Numerous challenges still face the economical production of biobutanol from acetone-butanol-ethanol (ABE) fermentation in clostridium species, mainly due to low titers and product inhibition. Gene manipulation in clostridium has been one of the routes used to enhance butanol production, targeting several genes of the acidogenic and solventogenic pathways. Specifically, the histidine kinase knockout has shown to play a crucial role in enhancing butanol production in clostridium species. In this work we present a comprehensive kinetic model of ABE fermentation of two clostridium strains, the ATCC 55025 and ATCC 824 subjected to various combinations of gene knockouts and overexpressions. The ATCC 55025 and ATCC 824 models include the mechanistic effects of histidine kinase knockout on sporulation and solventogenesis, alone and in combination with other acidogenic knockouts and solventogenic overexpressions.
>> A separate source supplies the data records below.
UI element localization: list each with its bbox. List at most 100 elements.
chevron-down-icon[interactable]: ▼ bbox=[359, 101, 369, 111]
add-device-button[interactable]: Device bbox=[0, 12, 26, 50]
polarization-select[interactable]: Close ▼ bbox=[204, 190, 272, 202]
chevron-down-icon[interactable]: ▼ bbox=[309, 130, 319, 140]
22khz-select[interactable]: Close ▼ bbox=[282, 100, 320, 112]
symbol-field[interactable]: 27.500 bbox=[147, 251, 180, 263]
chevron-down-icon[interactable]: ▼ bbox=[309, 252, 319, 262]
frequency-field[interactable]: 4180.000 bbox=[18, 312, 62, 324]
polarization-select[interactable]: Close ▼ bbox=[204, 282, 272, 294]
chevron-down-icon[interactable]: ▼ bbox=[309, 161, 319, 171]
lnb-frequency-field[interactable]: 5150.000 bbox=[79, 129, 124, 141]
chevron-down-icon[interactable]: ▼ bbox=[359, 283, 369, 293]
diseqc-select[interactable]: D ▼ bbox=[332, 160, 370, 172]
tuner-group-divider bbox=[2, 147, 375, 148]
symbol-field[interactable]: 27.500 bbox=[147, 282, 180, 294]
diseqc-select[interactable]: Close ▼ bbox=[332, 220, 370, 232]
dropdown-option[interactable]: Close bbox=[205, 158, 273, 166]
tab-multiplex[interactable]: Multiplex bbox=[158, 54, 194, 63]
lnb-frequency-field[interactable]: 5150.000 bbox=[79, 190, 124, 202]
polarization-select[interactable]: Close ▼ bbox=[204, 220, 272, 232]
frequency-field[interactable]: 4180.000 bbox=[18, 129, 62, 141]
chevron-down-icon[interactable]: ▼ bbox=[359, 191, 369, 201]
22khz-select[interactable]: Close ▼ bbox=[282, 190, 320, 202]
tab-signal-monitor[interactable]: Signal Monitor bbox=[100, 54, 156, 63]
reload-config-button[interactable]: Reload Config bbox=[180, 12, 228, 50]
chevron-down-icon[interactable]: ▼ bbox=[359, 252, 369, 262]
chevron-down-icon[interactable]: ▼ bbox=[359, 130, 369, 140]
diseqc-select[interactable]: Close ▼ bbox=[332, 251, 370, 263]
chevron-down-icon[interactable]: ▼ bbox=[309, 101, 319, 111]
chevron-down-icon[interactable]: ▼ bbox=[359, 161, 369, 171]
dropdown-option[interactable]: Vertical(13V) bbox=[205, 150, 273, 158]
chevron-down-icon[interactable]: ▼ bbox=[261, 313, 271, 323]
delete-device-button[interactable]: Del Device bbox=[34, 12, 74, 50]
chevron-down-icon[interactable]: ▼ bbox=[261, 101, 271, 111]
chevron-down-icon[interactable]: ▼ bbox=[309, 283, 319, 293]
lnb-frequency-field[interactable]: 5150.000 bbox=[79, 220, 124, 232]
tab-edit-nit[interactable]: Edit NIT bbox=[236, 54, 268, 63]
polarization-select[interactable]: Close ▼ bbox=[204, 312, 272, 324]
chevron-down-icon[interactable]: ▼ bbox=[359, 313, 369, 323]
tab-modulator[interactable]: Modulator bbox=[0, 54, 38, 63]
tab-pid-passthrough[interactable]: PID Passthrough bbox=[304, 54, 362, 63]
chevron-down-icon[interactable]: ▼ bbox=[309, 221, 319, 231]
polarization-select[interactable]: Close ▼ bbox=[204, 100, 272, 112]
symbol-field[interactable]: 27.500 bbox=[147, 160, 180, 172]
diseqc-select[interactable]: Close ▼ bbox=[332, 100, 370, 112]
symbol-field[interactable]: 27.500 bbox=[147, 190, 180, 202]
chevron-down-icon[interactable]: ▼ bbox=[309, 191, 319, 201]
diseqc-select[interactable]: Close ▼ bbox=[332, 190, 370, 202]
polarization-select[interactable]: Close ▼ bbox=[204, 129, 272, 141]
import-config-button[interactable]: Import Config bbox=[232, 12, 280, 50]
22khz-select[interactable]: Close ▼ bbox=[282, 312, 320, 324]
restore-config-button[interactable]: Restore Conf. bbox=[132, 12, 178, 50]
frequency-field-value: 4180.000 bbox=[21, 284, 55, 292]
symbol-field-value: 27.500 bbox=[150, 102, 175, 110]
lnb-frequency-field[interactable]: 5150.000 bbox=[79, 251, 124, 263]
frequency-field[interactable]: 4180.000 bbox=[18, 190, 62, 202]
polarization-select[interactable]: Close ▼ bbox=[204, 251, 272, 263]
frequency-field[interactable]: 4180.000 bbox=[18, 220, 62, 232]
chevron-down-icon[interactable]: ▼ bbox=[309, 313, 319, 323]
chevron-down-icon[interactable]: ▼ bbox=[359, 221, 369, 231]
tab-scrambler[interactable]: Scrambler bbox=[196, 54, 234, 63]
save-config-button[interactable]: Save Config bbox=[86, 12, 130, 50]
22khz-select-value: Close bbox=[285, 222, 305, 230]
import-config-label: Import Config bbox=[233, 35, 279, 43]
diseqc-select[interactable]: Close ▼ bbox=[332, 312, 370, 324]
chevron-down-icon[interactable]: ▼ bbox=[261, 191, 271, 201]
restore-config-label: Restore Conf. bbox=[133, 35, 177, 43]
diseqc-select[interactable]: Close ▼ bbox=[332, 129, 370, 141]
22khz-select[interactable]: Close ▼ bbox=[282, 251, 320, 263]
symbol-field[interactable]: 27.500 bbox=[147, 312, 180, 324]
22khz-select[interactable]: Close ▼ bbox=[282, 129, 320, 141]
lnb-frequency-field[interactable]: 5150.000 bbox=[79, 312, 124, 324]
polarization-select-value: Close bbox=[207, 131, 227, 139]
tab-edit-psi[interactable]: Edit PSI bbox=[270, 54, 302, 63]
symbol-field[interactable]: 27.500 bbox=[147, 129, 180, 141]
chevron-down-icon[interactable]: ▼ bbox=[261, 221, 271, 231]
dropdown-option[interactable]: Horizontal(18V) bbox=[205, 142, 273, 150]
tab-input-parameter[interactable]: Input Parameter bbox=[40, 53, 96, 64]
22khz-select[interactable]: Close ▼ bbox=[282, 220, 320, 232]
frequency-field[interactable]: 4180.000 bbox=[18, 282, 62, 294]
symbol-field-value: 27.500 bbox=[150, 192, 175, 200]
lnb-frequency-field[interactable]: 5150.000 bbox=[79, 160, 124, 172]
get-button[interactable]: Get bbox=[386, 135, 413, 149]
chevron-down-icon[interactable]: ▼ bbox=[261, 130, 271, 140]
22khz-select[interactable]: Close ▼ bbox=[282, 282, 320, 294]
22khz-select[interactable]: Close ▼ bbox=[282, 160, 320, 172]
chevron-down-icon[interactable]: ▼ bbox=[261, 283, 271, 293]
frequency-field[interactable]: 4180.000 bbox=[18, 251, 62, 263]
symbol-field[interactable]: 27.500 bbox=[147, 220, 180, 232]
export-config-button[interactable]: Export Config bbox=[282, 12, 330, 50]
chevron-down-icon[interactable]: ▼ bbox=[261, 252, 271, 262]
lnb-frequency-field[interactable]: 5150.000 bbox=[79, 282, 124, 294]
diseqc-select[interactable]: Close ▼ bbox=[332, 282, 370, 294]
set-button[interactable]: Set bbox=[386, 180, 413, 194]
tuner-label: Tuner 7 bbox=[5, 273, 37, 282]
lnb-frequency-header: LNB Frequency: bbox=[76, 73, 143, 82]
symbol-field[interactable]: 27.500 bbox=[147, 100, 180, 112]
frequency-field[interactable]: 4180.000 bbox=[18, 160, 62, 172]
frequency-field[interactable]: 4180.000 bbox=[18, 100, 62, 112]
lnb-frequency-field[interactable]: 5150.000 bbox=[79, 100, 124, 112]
A second model of ATCC 824 features the combination of BEKW strain with several solventogenic over-expressions. The model parameters were estimated by fitting the model to experimental data from the literature. The models were further analyzed by performing global sensitivity analysis and generating confidence intervals using a non-parametric bootstrap method. The three models were found to be in good agreement with the published experimental data and provide insight into the complex metabolic pathway interactions of the clostridium fermentation.